Now the truth is I’ve been locked up in my house for over a year. To tell you that my mental state has always been positive would be lying. And streaming television does help me cope, but I’ve already seen most of the A-level shows, but then Jay & Lisa told me we had to check out “Formula1: Drive to Survive.” And we finished this show we watched on Acorn that was interesting, but not worth writing about, I don’t want to burden you with anything that’s not deserving of your time. As a matter of fact, I just finished this book “Good Neighbors,” by Sarah Langan, and about halfway through it becomes absolutely riveting, hard to put down. And the set-up is so interesting, set in the not too distant future, looking back, there are news stories and interviews and…I just can’t recommend it fully, you can check it out, but it’s no F 1 show.

So, I pulled up “Formula1: Drive to Survive” and was hooked from the very beginning. Felice too. Although we did watch that Ayrton Senna movie a few years back and she dug that…it turns out the same people made this Formula 1 series.

And we’re watching and we both have questions. Where the money goes. Rules. Yes, this series draws you further into the sport.
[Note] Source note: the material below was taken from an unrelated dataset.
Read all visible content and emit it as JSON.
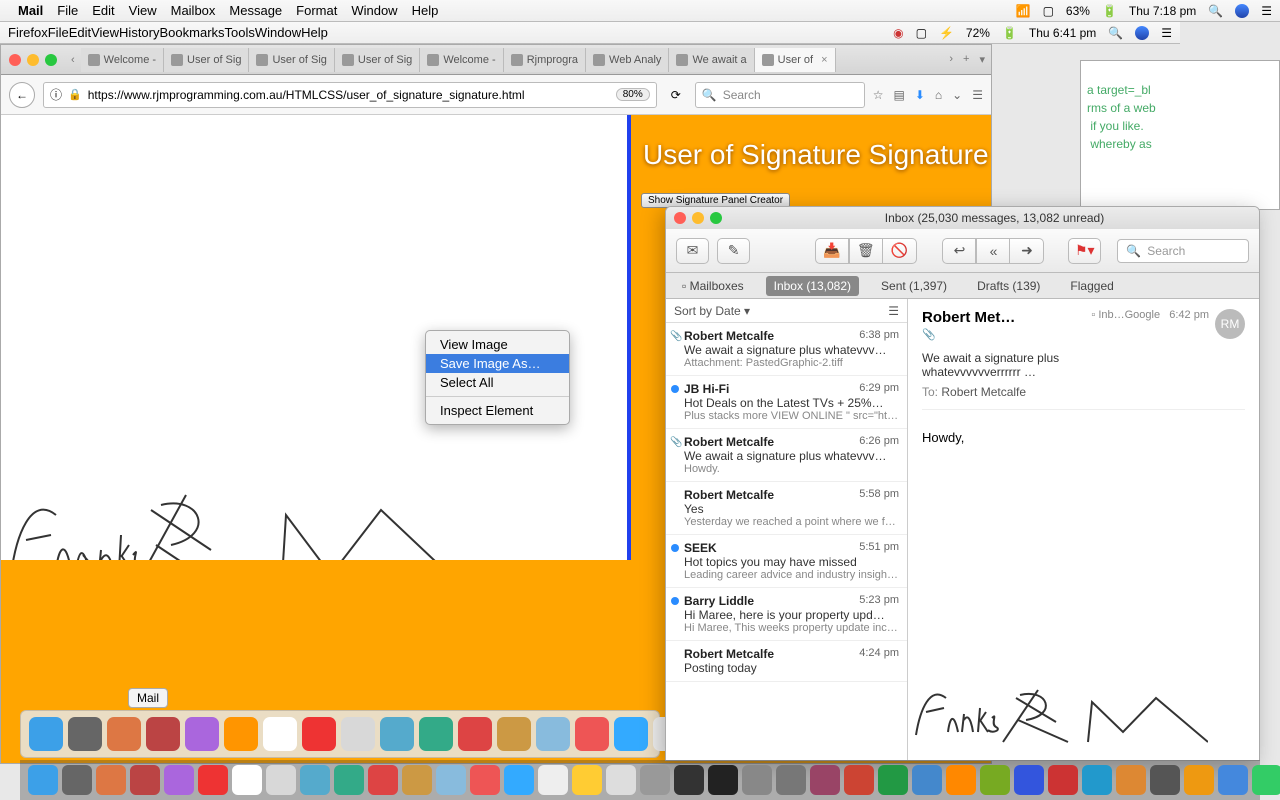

I will continue to read the rankings, but now I will go deeper, I will care more because something is happening in the Formula 1 world and most people in America are unaware. Remember when George Harrison got into F 1? He was on to something. Yes, it’s a sport, it’s ultimately meaningless, but it is a reflection of the human condition, it is worth dedicating some time to it on planet earth. Every day I can’t wait for the sun to set to fire up this series, I think you’ll feel the same way too.